Notre-Dame de Thermidor
Refusant de quitter son mari, Thérésa Tallien le suit à Paris mais est tout de suite arrêtée en raison de ses liens avec l’aristocratie. Enfermée à la prison des Carmes, elle fait la connaissance d’une certaine Joséphine de Beauharnais, qui comme elle, risque la guillotine. Pendant ce temps, le député Tallien est lui aussi menacé par Robespierre et ses comparses mais n’ose pas agir. L’apprenant, Thérésa finit par envoyer un message à son amant le 25 juillet : « On me dit que je monterai bientôt à l’échafaud.

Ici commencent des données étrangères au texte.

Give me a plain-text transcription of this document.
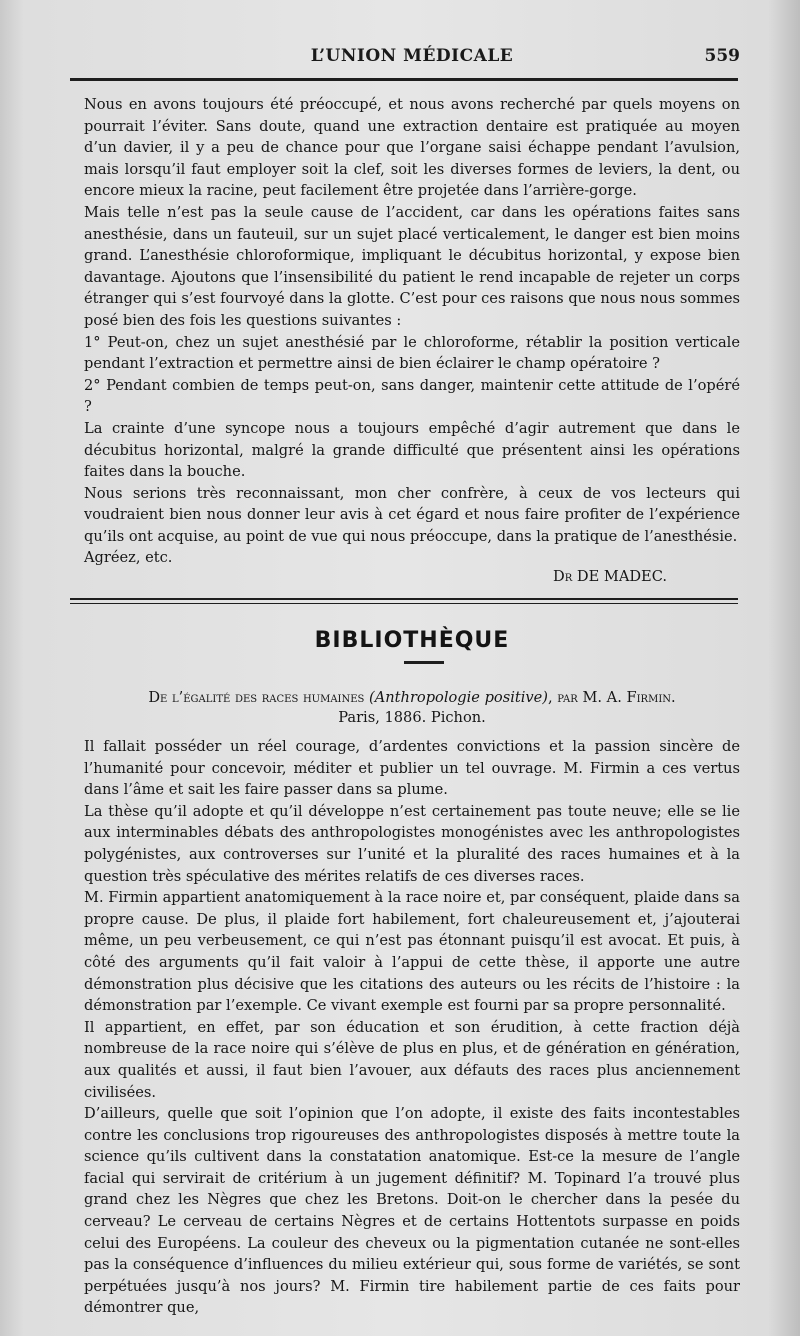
L’UNION MÉDICALE	559

Nous en avons toujours été préoccupé, et nous avons recherché par quels moyens on pourrait l’éviter. Sans doute, quand une extraction dentaire est pratiquée au moyen d’un davier, il y a peu de chance pour que l’organe saisi échappe pendant l’avulsion, mais lorsqu’il faut employer soit la clef, soit les diverses formes de leviers, la dent, ou encore mieux la racine, peut facilement être projetée dans l’arrière-gorge.

Mais telle n’est pas la seule cause de l’accident, car dans les opérations faites sans anesthésie, dans un fauteuil, sur un sujet placé verticalement, le danger est bien moins grand. L’anesthésie chloroformique, impliquant le décubitus horizontal, y expose bien davantage. Ajoutons que l’insensibilité du patient le rend incapable de rejeter un corps étranger qui s’est fourvoyé dans la glotte. C’est pour ces raisons que nous nous sommes posé bien des fois les questions suivantes :

1° Peut-on, chez un sujet anesthésié par le chloroforme, rétablir la position verticale pendant l’extraction et permettre ainsi de bien éclairer le champ opératoire ?

2° Pendant combien de temps peut-on, sans danger, maintenir cette attitude de l’opéré ?

La crainte d’une syncope nous a toujours empêché d’agir autrement que dans le décubitus horizontal, malgré la grande difficulté que présentent ainsi les opérations faites dans la bouche.

Nous serions très reconnaissant, mon cher confrère, à ceux de vos lecteurs qui voudraient bien nous donner leur avis à cet égard et nous faire profiter de l’expérience qu’ils ont acquise, au point de vue qui nous préoccupe, dans la pratique de l’anesthésie.

Agréez, etc.

Dr DE MADEC.
BIBLIOTHÈQUE
De l’égalité des races humaines (Anthropologie positive), par M. A. Firmin.
Paris, 1886. Pichon.

Il fallait posséder un réel courage, d’ardentes convictions et la passion sincère de l’humanité pour concevoir, méditer et publier un tel ouvrage. M. Firmin a ces vertus dans l’âme et sait les faire passer dans sa plume.

La thèse qu’il adopte et qu’il développe n’est certainement pas toute neuve; elle se lie aux interminables débats des anthropologistes monogénistes avec les anthropologistes polygénistes, aux controverses sur l’unité et la pluralité des races humaines et à la question très spéculative des mérites relatifs de ces diverses races.

M. Firmin appartient anatomiquement à la race noire et, par conséquent, plaide dans sa propre cause. De plus, il plaide fort habilement, fort chaleureusement et, j’ajouterai même, un peu verbeusement, ce qui n’est pas étonnant puisqu’il est avocat. Et puis, à côté des arguments qu’il fait valoir à l’appui de cette thèse, il apporte une autre démonstration plus décisive que les citations des auteurs ou les récits de l’histoire : la démonstration par l’exemple. Ce vivant exemple est fourni par sa propre personnalité.

Il appartient, en effet, par son éducation et son érudition, à cette fraction déjà nombreuse de la race noire qui s’élève de plus en plus, et de génération en génération, aux qualités et aussi, il faut bien l’avouer, aux défauts des races plus anciennement civilisées.

D’ailleurs, quelle que soit l’opinion que l’on adopte, il existe des faits incontestables contre les conclusions trop rigoureuses des anthropologistes disposés à mettre toute la science qu’ils cultivent dans la constatation anatomique. Est-ce la mesure de l’angle facial qui servirait de critérium à un jugement définitif? M. Topinard l’a trouvé plus grand chez les Nègres que chez les Bretons. Doit-on le chercher dans la pesée du cerveau? Le cerveau de certains Nègres et de certains Hottentots surpasse en poids celui des Européens. La couleur des cheveux ou la pigmentation cutanée ne sont-elles pas la conséquence d’influences du milieu extérieur qui, sous forme de variétés, se sont perpétuées jusqu’à nos jours? M. Firmin tire habilement partie de ces faits pour démontrer que,
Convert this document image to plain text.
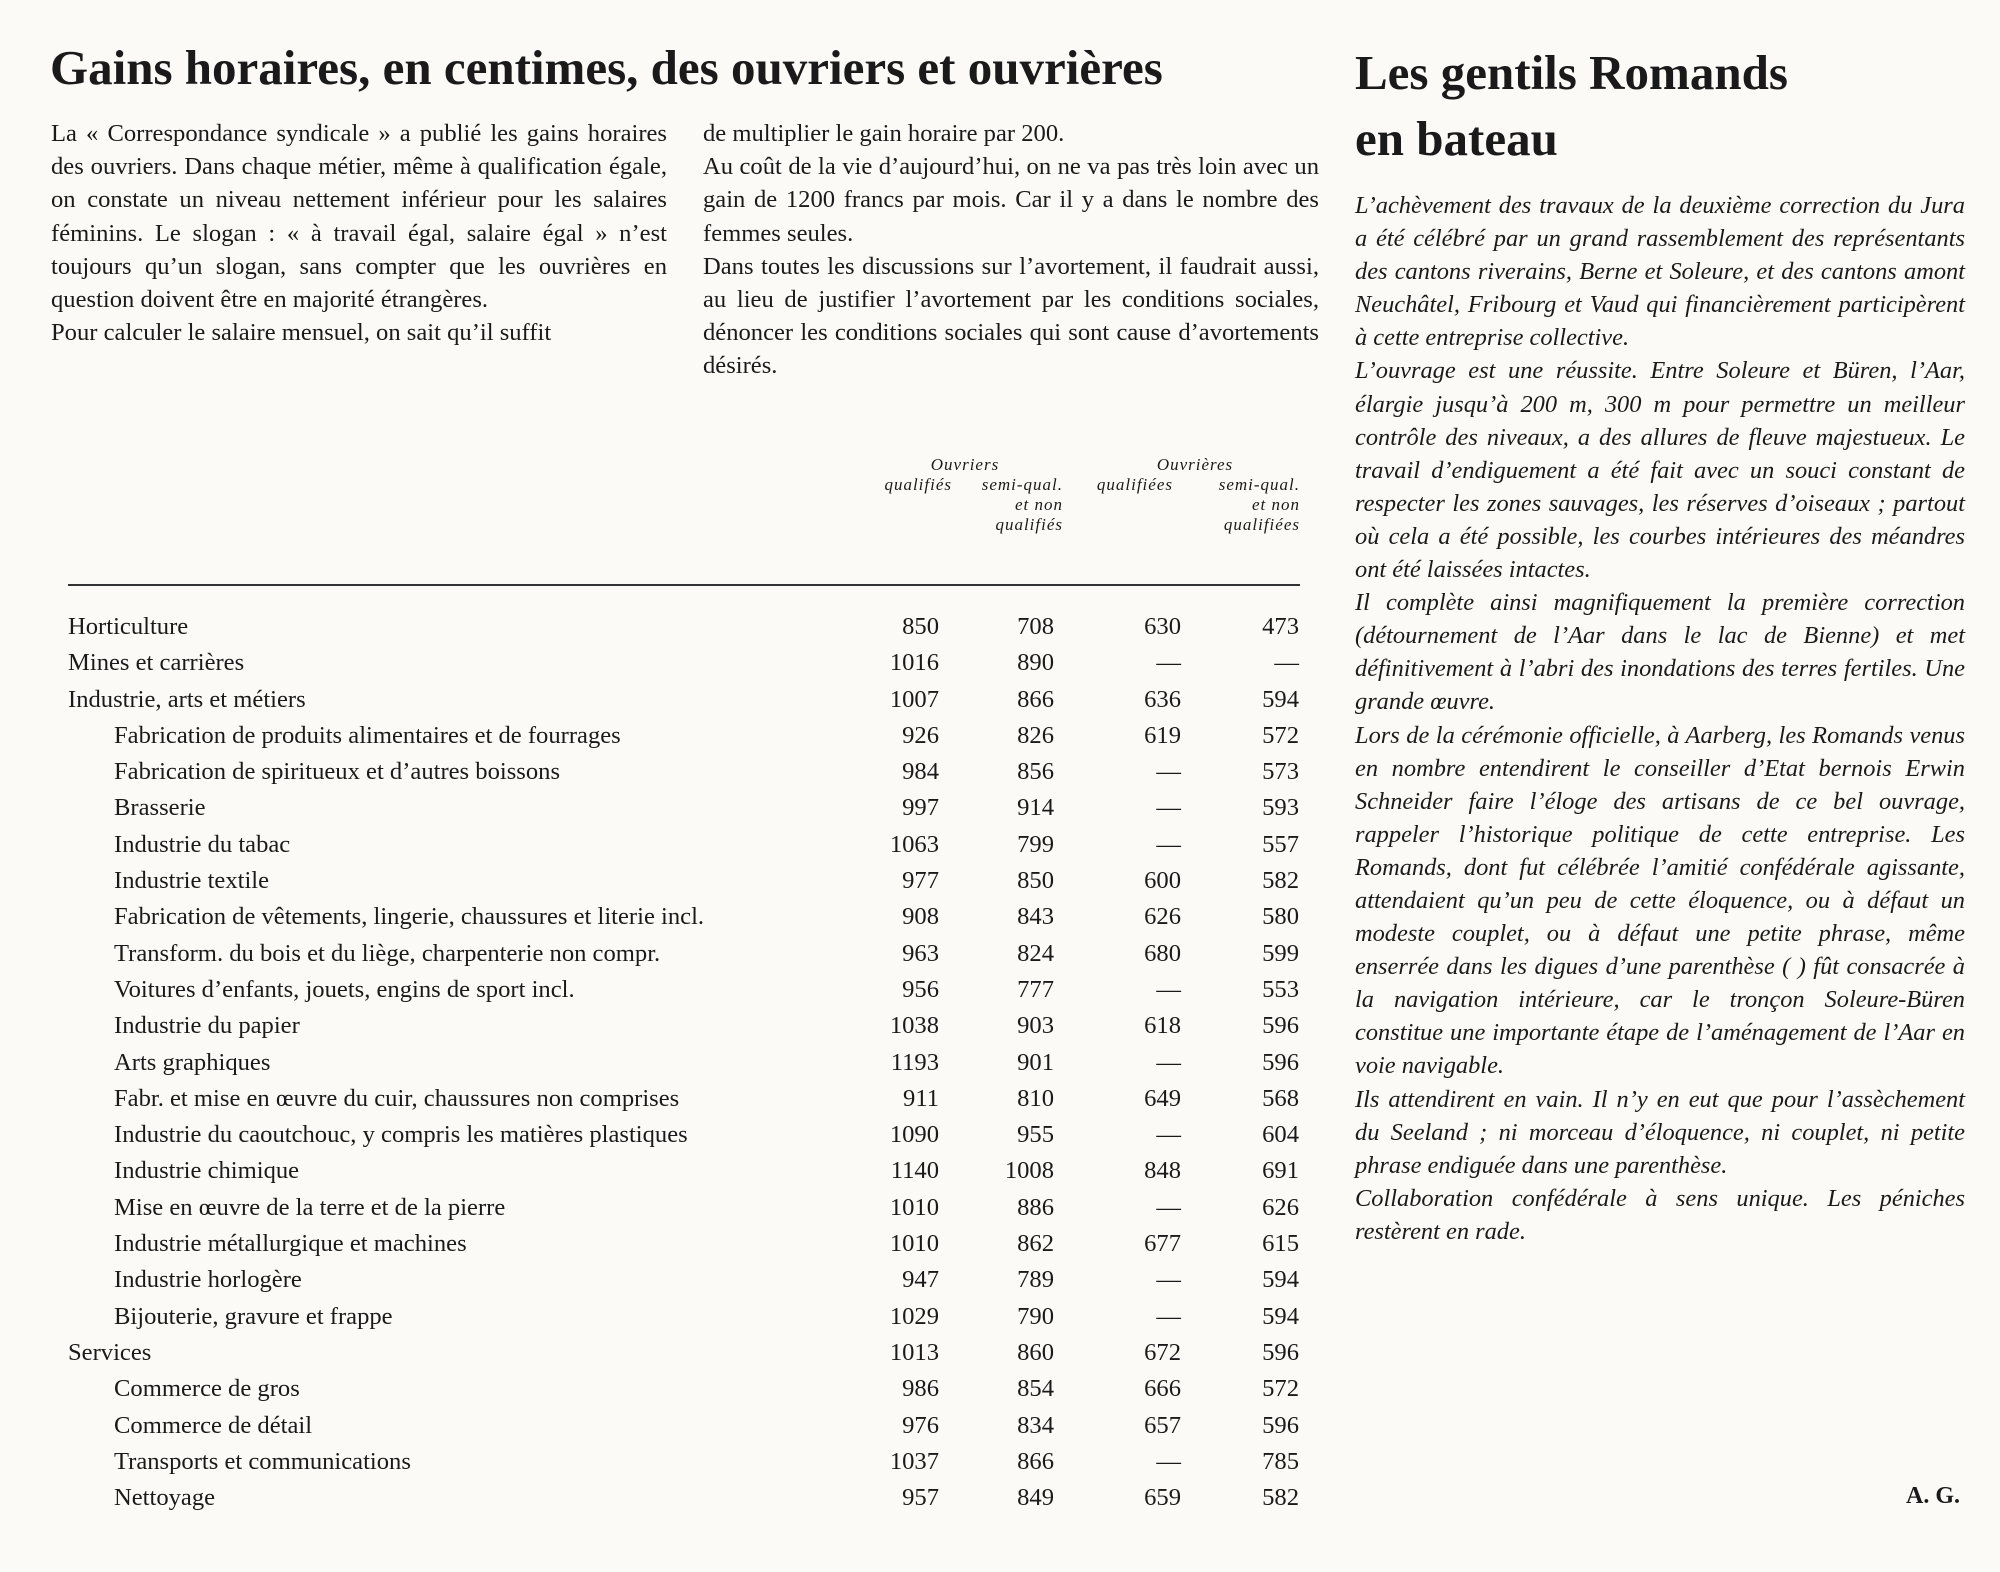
Gains horaires, en centimes, des ouvriers et ouvrières

La « Correspondance syndicale » a publié les gains horaires des ouvriers. Dans chaque métier, même à qualification égale, on constate un niveau nettement inférieur pour les salaires féminins. Le slogan : « à travail égal, salaire égal » n’est toujours qu’un slogan, sans compter que les ouvrières en question doivent être en majorité étrangères.

Pour calculer le salaire mensuel, on sait qu’il suffit

de multiplier le gain horaire par 200.

Au coût de la vie d’aujourd’hui, on ne va pas très loin avec un gain de 1200 francs par mois. Car il y a dans le nombre des femmes seules.

Dans toutes les discussions sur l’avortement, il faudrait aussi, au lieu de justifier l’avortement par les conditions sociales, dénoncer les conditions sociales qui sont cause d’avortements désirés.

Ouvriers	Ouvrières
qualifiés	semi-qual.
et non
qualifiés
qualifiées	semi-qual.
et non
qualifiées
Horticulture	850	708	630	473
Mines et carrières	1016	890	—	—
Industrie, arts et métiers	1007	866	636	594
Fabrication de produits alimentaires et de fourrages	926	826	619	572
Fabrication de spiritueux et d’autres boissons	984	856	—	573
Brasserie	997	914	—	593
Industrie du tabac	1063	799	—	557
Industrie textile	977	850	600	582
Fabrication de vêtements, lingerie, chaussures et literie incl.	908	843	626	580
Transform. du bois et du liège, charpenterie non compr.	963	824	680	599
Voitures d’enfants, jouets, engins de sport incl.	956	777	—	553
Industrie du papier	1038	903	618	596
Arts graphiques	1193	901	—	596
Fabr. et mise en œuvre du cuir, chaussures non comprises	911	810	649	568
Industrie du caoutchouc, y compris les matières plastiques	1090	955	—	604
Industrie chimique	1140	1008	848	691
Mise en œuvre de la terre et de la pierre	1010	886	—	626
Industrie métallurgique et machines	1010	862	677	615
Industrie horlogère	947	789	—	594
Bijouterie, gravure et frappe	1029	790	—	594
Services	1013	860	672	596
Commerce de gros	986	854	666	572
Commerce de détail	976	834	657	596
Transports et communications	1037	866	—	785
Nettoyage	957	849	659	582
Les gentils Romands
en bateau

L’achèvement des travaux de la deuxième correction du Jura a été célébré par un grand rassemblement des représentants des cantons riverains, Berne et Soleure, et des cantons amont Neuchâtel, Fribourg et Vaud qui financièrement participèrent à cette entreprise collective.

L’ouvrage est une réussite. Entre Soleure et Büren, l’Aar, élargie jusqu’à 200 m, 300 m pour permettre un meilleur contrôle des niveaux, a des allures de fleuve majestueux. Le travail d’endiguement a été fait avec un souci constant de respecter les zones sauvages, les réserves d’oiseaux ; partout où cela a été possible, les courbes intérieures des méandres ont été laissées intactes.

Il complète ainsi magnifiquement la première correction (détournement de l’Aar dans le lac de Bienne) et met définitivement à l’abri des inondations des terres fertiles. Une grande œuvre.

Lors de la cérémonie officielle, à Aarberg, les Romands venus en nombre entendirent le conseiller d’Etat bernois Erwin Schneider faire l’éloge des artisans de ce bel ouvrage, rappeler l’historique politique de cette entreprise. Les Romands, dont fut célébrée l’amitié confédérale agissante, attendaient qu’un peu de cette éloquence, ou à défaut un modeste couplet, ou à défaut une petite phrase, même enserrée dans les digues d’une parenthèse ( ) fût consacrée à la navigation intérieure, car le tronçon Soleure-Büren constitue une importante étape de l’aménagement de l’Aar en voie navigable.

Ils attendirent en vain. Il n’y en eut que pour l’assèchement du Seeland ; ni morceau d’éloquence, ni couplet, ni petite phrase endiguée dans une parenthèse.

Collaboration confédérale à sens unique. Les péniches restèrent en rade.

A. G.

Je meurs d’appartenir à un lâche ». En lisant ceci, Tallien, mû par l'orgueil ou par l’amour, décide le 9 Thermidor (27 juillet 1794) de provoquer un esclandre à l’Assemblée nationale et d’entraîner avec ses alliés la déchéance de Robespierre qui, le lendemain, finit à la guillotine. Libérée de ses geôles et de la Terreur, Thérésa use, comme elle le fit à Bordeaux, de l'influence de son mari pour sauver de nombreuses vies et vider les prisons. Ces actions la font surnommer par la populace « Notre-Dame de Thermidor » et fait même dire par le Premier ministre britannique, William Pitt, que « cette femme serait capable de fermer les portes de l’enfer ».
De la gloire à la disgrâce
Cependant, Thérésa finit par se lasser de son mari et souhaite retrouver sa liberté. Fréquentant les salons du Directoire, elle apparaît comme une « Me'veilleuse » au milieu de tous ces « Inc'oyables ». Elle devient même une proche de Barras, maître du nouveau régime, au point de devenir l’une de ses maîtresses. Devenue ainsi figure de la mode et du pouvoir par son statut officieux de reine du Directoire, tous veulent l’approcher afin d’obtenir une grâce de sa part, même celui qui n’était alors qu’un petit général sans affectation : Bonaparte. Madame Tallien, refusant ses avances séductrices, l’humilie lorsqu’elle finit par accepter de l’aider pour un nouvel uniforme : « Eh bien, mon ami, vous les avez, vos culottes ! ». Cette injure, Napoléon ne l’oublie pas et lorsqu’il arrive au pouvoir en 1799, la disgracie. Exilée, elle divorce de Tallien en 1802 et épouse le prince de Chimay. Recluse dans son château en Belgique, elle s’éteint en 1835, à l’âge de 61 ans, bien loin des fastes d’antan des salons parisiens dont elle avait été jadis la souveraine officieuse.